I fear Mr. Burr is unprincipled, both as a public and a private man. In fact, I take it he is for or against nothing but as it suits his interest and ambition.”
Alexander Hamilton

At noon on Monday, 17 February 1801, the House cast its 36th ballot. Delaware abstained, and Thomas Jefferson became the third President of the United States. Aaron Burr (above) became Vice President. Federalist leader Alexander Hamilton had been writing his allies for two months that they should be accept Jefferson, telling one, “Mr. Jefferson, though too revolutionary...is yet a lover of liberty...Mr. Burr loves nothing but himself.” It seems that the Secretary of the Treasury hated Burr more than he loved his own politics.
A fondness for power is implanted, in most men, and it is natural to abuse it, when acquired.”
Alexander Hamilton
And where was “the most restless, impatient, artful...and unprincipled intriguer in the United  States” (according to Hamilton) during the week that he could have become the third President of the United States? During the first half of February, 1801, Aaron Burr was in Albany, New York, supervising and attending the wedding of his daughter, Theodosia Burr (above) , to Mr. Joseph Alston, a plantation owner from South Carolina. The newlyweds were the first couple known to have honeymooned at Niagara Falls. The proud father of the bride did not leave Albany until well after the election was settled. It seems that most of the intrigue and duplicity attributed to Aaron Burr, existed mostly in the imaginations of his political opponents..

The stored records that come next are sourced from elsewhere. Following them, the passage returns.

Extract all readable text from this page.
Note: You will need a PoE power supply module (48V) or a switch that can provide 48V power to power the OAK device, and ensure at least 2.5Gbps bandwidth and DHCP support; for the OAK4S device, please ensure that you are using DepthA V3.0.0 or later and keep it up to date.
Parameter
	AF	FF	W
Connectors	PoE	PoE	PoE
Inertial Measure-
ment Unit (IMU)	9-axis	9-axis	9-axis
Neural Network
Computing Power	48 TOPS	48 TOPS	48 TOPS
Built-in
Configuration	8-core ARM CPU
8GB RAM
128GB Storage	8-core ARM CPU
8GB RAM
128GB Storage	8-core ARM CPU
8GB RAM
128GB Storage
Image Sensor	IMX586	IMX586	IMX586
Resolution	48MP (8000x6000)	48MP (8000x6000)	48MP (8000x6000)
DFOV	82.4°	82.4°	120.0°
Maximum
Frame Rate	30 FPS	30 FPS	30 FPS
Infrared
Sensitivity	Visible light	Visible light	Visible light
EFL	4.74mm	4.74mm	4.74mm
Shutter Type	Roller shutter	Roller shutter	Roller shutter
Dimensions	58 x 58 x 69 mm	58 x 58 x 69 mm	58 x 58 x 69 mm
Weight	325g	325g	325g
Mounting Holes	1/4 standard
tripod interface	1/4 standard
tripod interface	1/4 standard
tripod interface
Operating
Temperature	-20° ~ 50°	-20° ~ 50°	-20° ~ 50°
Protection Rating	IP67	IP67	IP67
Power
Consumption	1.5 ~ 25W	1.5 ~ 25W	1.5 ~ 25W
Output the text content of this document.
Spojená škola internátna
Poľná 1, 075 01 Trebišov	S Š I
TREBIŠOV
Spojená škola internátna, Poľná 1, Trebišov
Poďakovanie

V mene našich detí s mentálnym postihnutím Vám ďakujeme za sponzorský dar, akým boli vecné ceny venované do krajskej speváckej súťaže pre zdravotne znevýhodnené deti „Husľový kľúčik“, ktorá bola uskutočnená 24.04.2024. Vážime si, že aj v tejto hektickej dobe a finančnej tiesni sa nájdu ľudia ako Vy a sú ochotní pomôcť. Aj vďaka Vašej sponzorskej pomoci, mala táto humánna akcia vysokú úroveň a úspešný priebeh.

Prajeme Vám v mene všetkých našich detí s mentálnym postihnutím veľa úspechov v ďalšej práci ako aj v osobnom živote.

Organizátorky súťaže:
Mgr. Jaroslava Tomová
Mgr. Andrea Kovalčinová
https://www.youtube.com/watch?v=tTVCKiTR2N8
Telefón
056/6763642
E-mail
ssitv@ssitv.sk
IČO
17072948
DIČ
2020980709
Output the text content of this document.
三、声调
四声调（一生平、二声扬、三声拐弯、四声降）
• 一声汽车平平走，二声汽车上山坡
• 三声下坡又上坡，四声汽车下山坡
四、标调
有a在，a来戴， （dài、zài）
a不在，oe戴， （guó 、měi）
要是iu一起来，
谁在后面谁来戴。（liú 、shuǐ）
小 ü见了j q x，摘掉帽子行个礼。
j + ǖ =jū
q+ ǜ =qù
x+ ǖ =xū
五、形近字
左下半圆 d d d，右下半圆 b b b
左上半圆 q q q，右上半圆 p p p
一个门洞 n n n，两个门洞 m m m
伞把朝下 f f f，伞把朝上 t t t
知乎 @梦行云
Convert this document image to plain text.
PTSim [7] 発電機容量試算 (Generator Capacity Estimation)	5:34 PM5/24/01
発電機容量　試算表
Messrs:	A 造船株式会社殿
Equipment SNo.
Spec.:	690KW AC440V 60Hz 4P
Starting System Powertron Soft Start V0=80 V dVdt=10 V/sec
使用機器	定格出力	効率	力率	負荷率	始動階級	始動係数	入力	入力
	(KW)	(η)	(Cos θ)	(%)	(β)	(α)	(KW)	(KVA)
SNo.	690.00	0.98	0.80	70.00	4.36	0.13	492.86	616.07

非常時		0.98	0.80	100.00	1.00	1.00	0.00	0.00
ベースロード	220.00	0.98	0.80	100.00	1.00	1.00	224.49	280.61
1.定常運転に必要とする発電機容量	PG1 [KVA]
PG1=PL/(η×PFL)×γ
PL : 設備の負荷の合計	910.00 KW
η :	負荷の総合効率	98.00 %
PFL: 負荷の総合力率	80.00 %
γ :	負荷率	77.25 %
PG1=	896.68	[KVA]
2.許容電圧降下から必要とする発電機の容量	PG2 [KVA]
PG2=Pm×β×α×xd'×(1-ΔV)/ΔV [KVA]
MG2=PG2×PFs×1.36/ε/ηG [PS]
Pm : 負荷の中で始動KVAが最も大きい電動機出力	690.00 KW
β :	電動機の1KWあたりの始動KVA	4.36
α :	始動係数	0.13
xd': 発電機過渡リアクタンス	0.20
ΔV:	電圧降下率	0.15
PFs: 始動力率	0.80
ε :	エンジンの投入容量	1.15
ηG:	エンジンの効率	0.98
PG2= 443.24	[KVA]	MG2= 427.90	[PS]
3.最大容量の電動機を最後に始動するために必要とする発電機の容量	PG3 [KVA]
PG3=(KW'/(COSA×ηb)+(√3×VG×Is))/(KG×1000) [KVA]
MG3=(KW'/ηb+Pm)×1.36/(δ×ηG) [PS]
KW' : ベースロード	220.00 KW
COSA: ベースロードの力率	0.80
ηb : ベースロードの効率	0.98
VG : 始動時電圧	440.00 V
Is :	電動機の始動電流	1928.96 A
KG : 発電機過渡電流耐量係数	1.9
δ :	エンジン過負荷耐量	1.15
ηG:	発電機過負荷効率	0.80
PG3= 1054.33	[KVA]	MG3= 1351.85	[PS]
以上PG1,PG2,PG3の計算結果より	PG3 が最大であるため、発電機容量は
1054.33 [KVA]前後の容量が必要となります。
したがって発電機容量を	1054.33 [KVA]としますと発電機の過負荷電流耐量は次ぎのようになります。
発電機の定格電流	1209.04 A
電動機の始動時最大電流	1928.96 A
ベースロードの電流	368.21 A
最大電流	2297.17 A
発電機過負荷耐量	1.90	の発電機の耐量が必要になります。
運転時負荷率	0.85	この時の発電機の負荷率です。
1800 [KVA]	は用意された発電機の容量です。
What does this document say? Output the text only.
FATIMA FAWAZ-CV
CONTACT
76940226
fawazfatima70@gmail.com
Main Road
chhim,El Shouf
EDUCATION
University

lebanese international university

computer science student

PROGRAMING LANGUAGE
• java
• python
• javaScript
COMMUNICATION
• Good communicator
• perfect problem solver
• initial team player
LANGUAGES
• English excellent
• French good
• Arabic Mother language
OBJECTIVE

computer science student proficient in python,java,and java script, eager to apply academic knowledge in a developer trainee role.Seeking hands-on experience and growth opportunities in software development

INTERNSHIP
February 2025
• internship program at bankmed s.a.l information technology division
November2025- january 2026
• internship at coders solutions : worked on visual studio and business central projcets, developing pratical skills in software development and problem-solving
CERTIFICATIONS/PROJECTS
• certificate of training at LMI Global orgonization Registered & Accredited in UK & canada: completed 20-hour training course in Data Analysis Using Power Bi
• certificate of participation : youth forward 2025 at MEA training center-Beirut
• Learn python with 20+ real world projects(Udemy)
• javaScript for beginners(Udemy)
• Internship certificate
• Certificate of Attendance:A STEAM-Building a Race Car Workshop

Hamilton was indeed a singular character. Of acute understanding...honest, and honorable in all private transactions...yet so bewitched and perverted...as to be... (convinced) that corruption was essential to the government of a nation.”
Thomas Jefferson
Distrusted by Jefferson, Aaron Burr served only one term as Vice President. Instead, in 1804 he ran for Governor of New York but fell victim to a nasty smear campaign directed by Alexander Hamilton. On Wednesday, 11 July, 1804,  the two old enemies met on the same field in Weehawken, New Jersey,  where Hamilton's son had been killed in a duel ten years earlier. (above)  Hamilton's shot missed. Burr's shot hit Hamilton in the abdomen and the Federalist leader died the next day. And that was the end of Aaron Burr's political life. He exiled himself to Europe for two years.
A morsel of genuine history is a thing so rare as to be always valuable.”
Thomas Jefferson
In 1807, on the direct orders of President Thomas Jefferson, Aaron Burr was arrested and charged with treason. With Theodosia at his side, and after a month long trial (above),  Aaron Burr was acquitted, after no wittiness could testify to any act of treason on his part. Burr then returned to New York City , where, in December of 1812, he was expecting Theodosia to arrive for a visit. Her ship, The Patriot, was assumed to have sunk in a hurricane off Cape Hatteras, with all hands lost. Burr continued to wait on piers in New York City, never fully recovering from her death. In 1834 Aaron Burr suffered a stroke and died two years later.
Remember democracy never lasts long. It soon wastes, exhausts, and murders itself. There never was a democracy yet that did not commit suicide.”